Sea con una Junta Federal de Control Fiscal o con la Ley de Moratoria aprobada en la Isla, el manejo de la deuda gubernamental en Puerto Rico tiene altas posibilidades de terminar en violencia.

Al hablar de violencia, no necesariamente se trata de la violencia política producto de protestas, marchas, acciones directas, o confrontaciones callejeras con el Estado, como las que algunos sectores ya han adelantado o convocado. Después de todo, la violencia “consciente” no es un rasgo prominente en la cultura política de las pasadas generaciones de puertorriqueños. 

La violencia de la que se habla en el párrafo que abre este escrito es de un aumento en la agresividad social “inconsciente”, la violencia difusa, como, la agresión intrafamiliar, las disputas vecinales o las controversias criminales relacionadas, por ejemplo, al narcotráfico.

Si la criminalidad y la violencia social se analiza desde el ensayo ” Exclusión y Violencia”, publicado por Mariana Editores en el 2014, ambas se verán como el resultado esperado de las políticas neoliberales impuestas en Puerto Rico por las pasadas administraciones de ambos Partidos principales.

Regresando a las propuestas, es decir la “Junta” o la ” moratoria”, es lógico pensar que el proceso que ambas proponen para “enderezar” las finanzas será el resultado de la misma visión neoliberal, lógica de protección al sector financiero y capitalista que domina el orden social tanto en Puerto Rico como en Estados Unidos. Por lo que se debe entender que serán los sectores más vulnerables y pobres los que, bajo esa lógica, tendrán que cargar el peso económico y social de la llamada recuperación. Sectores que, de paso, son los que menos responsabilidad deberían tener sobre la deuda, pues son sectores que ni tomaron, ni entendieron las decisiones de hacer los préstamos.

Desde esta perspectiva se puede concluir que las políticas públicas que se impondrán bajo cualquiera de estas leyes, tanto la que a nivel federal crea la “Junta”, como la que a nivel local autoriza la “Moratoria”, son medidas de protección al capital que a su vez terminarán produciendo las condiciones de exclusión social para que explote la violencia social y criminal. 

Es difícil que sea de otra manera, pues tanto la “Junta”, como la “Moratoria”, básicamente son leyes de excepción que terminan concentrando el poder en unas pocas manos, so color de la urgencia para que se tomen medidas económicas dolorosas que serían imposibles siguiendo el proceso marcado por la legalidad que regularmente ordena la sociedad.

Para comenzar, ninguna de las propuestas deja meridianamente claro quiénes serán los “más que humanos” que tomarán las decisiones. Tampoco dejan claro, cuál es la prioridad para determinar quiénes cargarán el peso de ese proceso.
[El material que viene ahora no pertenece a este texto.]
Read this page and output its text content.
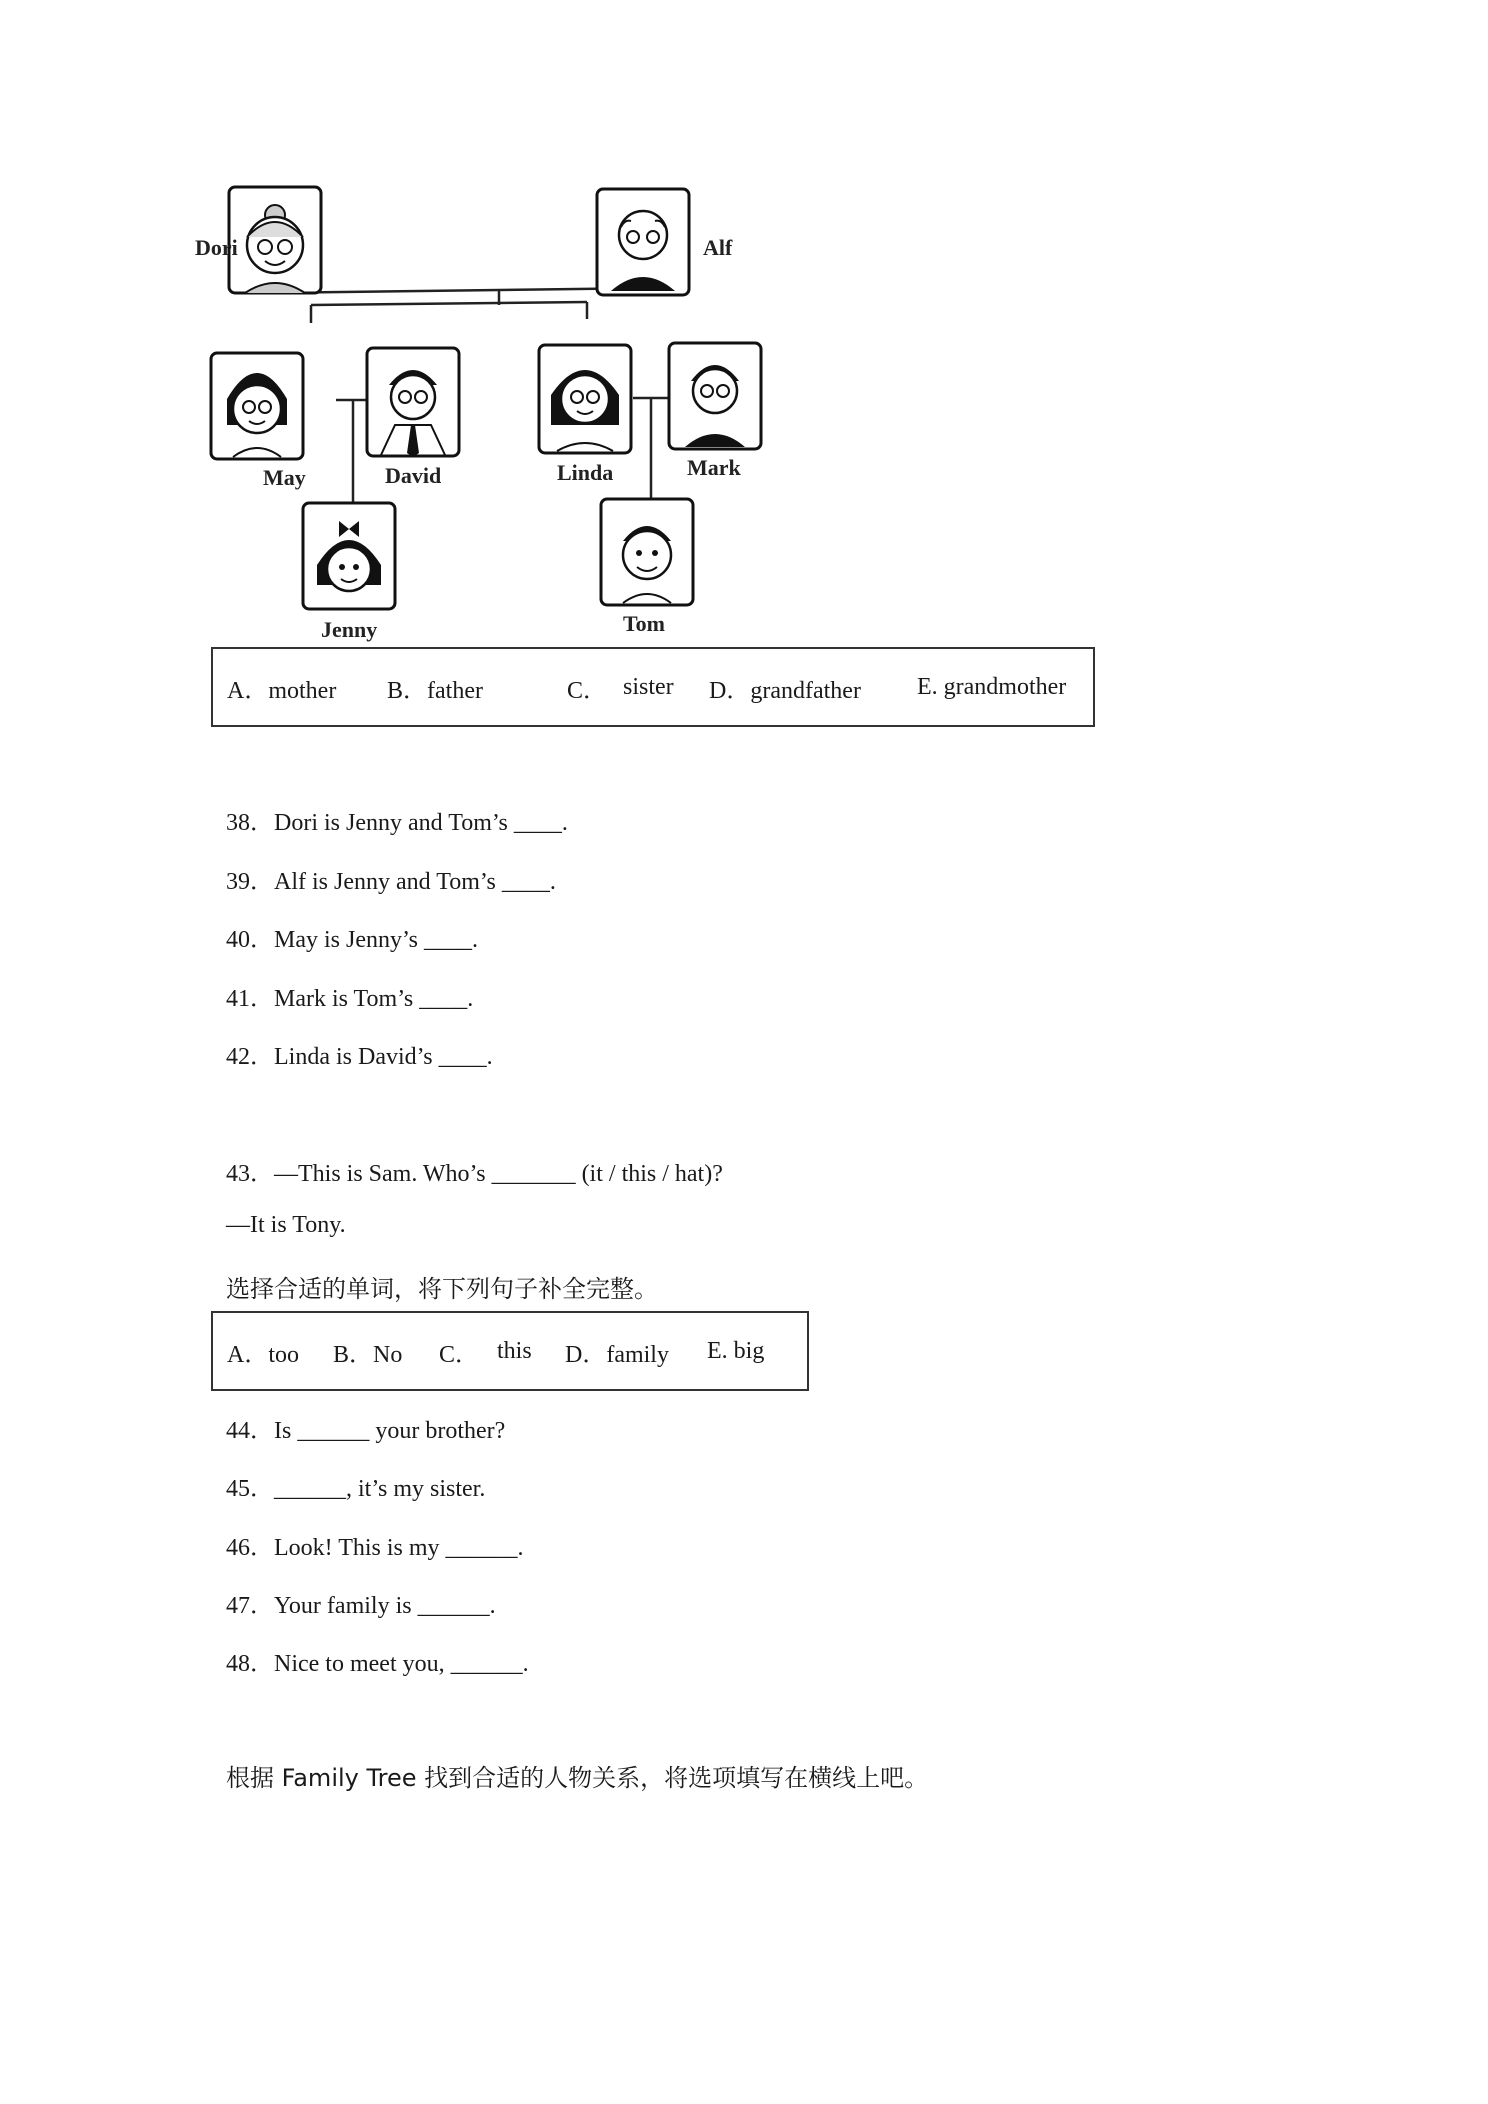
Dori	Alf
May	David	Linda	Mark
Jenny	Tom
A．mother B．father	C． sister D．grandfather E. grandmother
38．Dori is Jenny and Tom’s ____.
39．Alf is Jenny and Tom’s ____.
40．May is Jenny’s ____.
41．Mark is Tom’s ____.
42．Linda is David’s ____.
43．—This is Sam. Who’s _______ (it / this / hat)?
—It is Tony.
选择合适的单词，将下列句子补全完整。
A．too B．No C． this D．family E. big
44．Is ______ your brother?
45．______, it’s my sister.
46．Look! This is my ______.
47．Your family is ______.
48．Nice to meet you, ______.
根据 Family Tree 找到合适的人物关系，将选项填写在横线上吧。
Pero sobre todo, no definen qué se entiende con eso de “ordenar” las finanzas del País. No obstante, es lógico pensar que el proceso de ” enderezar” las finanzas se hará desde la neoliberal lógica, que como se explicó, es de protección al sector financiero y capitalista, que en este momento caracteriza al sector burócrata y financiero de donde saldrán esos “más que humanos”.

Asimismo parece correcto pensar que ambas medidas crean unas figuras jurídicas que, como el Jesús bíblico, no vienen a cambiar la ley, vienen a cumplirla. Es decir, no vienen a cambiar la sociedad para una más productiva desde la inclusión y la justicia social y económica. 

Vienen a reafirmar y hacer cumplir la excluyente lógica neoliberal que, no tan solo creó la crisis fiscal y propició la deuda, es el caldo de cultivo para que la criminalización y el narcotráfico sean unas de las principales opciones de trabajo en Puerto Rico. Igualmente vienen a reafirmar las condiciones económicas que crean ciudadanos desvalorizados y frustrados que pueden ver en la violencia social la manera de canalizar o manejar su percibido fracaso.

En resumen, que si el sendero que marque cualquiera de estas alternativas, la “Junta” o la “Moratoria”, no es uno que asigne responsabilidades, tanto a la clase política por la corrupción y el desarrollo del clientelismo político, como al sector financiero por manipular esa clase política en función de explotar el patrimonio económico del país, el resultado será la reafirmación del orden social excluyente que, como se explicó, termina produciendo criminalidad y la violencia.